05 – Qual a lição que a
história nos ensina sobre a amizade?
A história nos
ensina que a amizade pode transcender as diferenças e que a lealdade e o
companheirismo são valores importantes em qualquer relacionamento. A amizade
entre Glória e Robbie mostra que a amizade pode existir entre humanos e
máquinas.
06 – Como a história aborda o
tema da tecnologia?
A história aborda
o tema da tecnologia de forma ambígua. Por um lado, Robbie é apresentado como
um companheiro leal e inteligente, capaz de proporcionar alegria e conforto
para Glória. Por outro lado, a história mostra como a tecnologia pode gerar
medo e preconceito, e como ela pode ser utilizada para manipular as pessoas.

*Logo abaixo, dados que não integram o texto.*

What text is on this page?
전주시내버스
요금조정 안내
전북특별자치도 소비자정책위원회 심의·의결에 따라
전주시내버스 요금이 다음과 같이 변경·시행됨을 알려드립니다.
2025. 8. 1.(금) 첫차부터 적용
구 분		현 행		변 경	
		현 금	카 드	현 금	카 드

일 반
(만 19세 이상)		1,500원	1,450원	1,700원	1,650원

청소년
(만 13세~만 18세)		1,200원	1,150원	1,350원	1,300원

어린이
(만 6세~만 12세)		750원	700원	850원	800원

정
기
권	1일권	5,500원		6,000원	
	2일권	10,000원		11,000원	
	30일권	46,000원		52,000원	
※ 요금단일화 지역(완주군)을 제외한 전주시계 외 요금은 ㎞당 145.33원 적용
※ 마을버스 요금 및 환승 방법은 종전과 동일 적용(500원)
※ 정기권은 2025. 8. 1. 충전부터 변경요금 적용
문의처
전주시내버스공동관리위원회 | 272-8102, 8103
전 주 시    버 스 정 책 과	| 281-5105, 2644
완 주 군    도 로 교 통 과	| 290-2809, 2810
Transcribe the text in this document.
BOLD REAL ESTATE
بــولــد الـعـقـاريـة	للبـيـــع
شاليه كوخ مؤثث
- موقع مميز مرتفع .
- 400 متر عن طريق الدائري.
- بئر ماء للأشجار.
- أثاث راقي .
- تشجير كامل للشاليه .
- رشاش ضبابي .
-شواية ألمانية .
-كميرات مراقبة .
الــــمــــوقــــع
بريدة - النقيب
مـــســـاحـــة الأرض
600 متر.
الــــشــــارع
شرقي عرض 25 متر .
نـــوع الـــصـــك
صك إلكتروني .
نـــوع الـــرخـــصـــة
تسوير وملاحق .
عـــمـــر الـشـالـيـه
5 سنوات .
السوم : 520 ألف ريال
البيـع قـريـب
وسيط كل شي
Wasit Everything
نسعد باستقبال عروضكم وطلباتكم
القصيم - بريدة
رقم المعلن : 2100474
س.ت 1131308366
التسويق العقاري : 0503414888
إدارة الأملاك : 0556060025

07 – Qual o papel da família
na história?
A família
desempenha um papel fundamental na história, pois é através das relações
familiares que os conflitos e as emoções são expressos. A decisão dos pais de
Glória de se separar de Robbie gera um grande sofrimento para a menina e
questiona os valores familiares.
08 – Como a história retrata a
infância?
A história retrata
a infância de forma realista, mostrando as alegrias, os medos e as angústias de
uma criança. A amizade entre Glória e Robbie é um reflexo da imaginação e da
pureza da infância.
09 – Qual a importância da
figura do robô na narrativa?
O robô Robbie é
uma figura central na narrativa, pois é através dele que são explorados temas
como amizade, lealdade, medo e preconceito. Robbie representa a inocência e a
pureza, em contraste com a complexidade e as contradições do mundo adulto.
10 – Qual a mensagem principal
da história?
A mensagem
principal da história é que a amizade é um valor universal que transcende as
diferenças e que o medo e o preconceito podem levar à perda de coisas
importantes. A história também nos convida a refletir sobre a nossa relação com
a tecnologia e a importância de valorizar os laços humanos.